How to protect yourself and your practice from secondary business ventures

August 25, 2017

Before investing in or becoming associated with any outside venture, it is critical to proactively identify and limit risks

If you are thinking of investing in a secondary business venture, you should consider the potential impact it will have on you and on your medical license and practice. Before investing in or becoming associated with any outside venture, it is critical to proactively identify and limit risks and to insulate your personal assets and your medical practice. Here are four strategies to consider to help protect yourself and your livelihood.

Corporate structure

When establishing a new business or investing in one, it is important to utilize a corporate form as the business entity. Corporate forms (e.g. corporations and limited liability companies) can provide adequate protection for you, your medical practice and your personal wealth from business liabilities. While each entity has its own advantages and disadvantages (e.g. administration and corporate governance, flexibility in structure, taxes, etc.), in most situations, both business entities are treated as separate from its owners, and only the company itself will be held responsible for its actions.
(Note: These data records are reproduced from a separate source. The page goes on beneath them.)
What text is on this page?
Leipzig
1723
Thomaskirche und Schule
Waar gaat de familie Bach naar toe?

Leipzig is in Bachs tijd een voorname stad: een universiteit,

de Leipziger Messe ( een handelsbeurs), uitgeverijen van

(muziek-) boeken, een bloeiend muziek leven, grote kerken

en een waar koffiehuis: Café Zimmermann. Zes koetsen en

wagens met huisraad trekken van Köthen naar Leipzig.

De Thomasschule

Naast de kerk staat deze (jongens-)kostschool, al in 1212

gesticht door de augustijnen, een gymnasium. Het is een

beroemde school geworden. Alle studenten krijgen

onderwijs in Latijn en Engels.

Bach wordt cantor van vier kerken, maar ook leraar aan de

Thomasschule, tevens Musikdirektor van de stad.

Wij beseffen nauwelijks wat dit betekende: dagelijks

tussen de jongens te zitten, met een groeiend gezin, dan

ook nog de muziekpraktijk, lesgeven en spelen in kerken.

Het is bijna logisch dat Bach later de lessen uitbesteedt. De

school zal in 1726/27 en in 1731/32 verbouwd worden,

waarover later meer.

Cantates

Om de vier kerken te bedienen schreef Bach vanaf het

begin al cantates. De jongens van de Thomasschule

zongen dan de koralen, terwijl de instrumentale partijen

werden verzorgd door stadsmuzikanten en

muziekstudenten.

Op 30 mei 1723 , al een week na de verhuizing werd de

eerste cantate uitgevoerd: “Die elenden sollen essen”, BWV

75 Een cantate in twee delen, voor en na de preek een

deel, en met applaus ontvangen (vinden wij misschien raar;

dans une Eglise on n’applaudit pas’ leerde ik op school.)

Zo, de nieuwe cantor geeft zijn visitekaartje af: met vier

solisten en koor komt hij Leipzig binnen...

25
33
That protection is often referred to as the “corporate veil.” The protection of the corporate veil is not, however, absolute. Under certain circumstances, the corporate veil can be pierced and you may be held responsible for the business’ actions and any related obligations.

Insurance

You should obtain liability insurance to protect yourself. Your insurance policy will be your first line of defense from people who may look to you personally to satisfy a claim. If you are a director on a board, you should make sure that the company has secured director’s and officer’s liability insurance that will protect your personal assets in a suit against the company. Additionally, structuring contracts with protection provisions can limit your exposure to liabilities (e.g. force majeure, indemnification, limiting representations and warranties, and accurately stating the scope of services.)

 

Personal and corporate guarantees

You should avoid signing personal or corporate guarantees and seek out alternative financing methods where possible. In short, personal guarantees expose you and your personal assets (e.g. your home) and corporate guarantees expose your primary business (e.g. your practice). There is no liability protection if you default on a personal or corporate guarantee, and lenders and creditors can pursue and seize personal and/or corporate assets to satisfy the outstanding debt as well as default interest, legal costs and other fees. 

 

Due diligence

Research your potential partners, their businesses and/or the company in which you will be investing and walk away if you sense any impropriety. If the individual/company is being investigated or prosecuted for any reason, your mere association may tarnish your reputation and negatively impact your practice, or involve you in unwarranted investigations. The corporate veil protection does not apply to fraudulent behavior.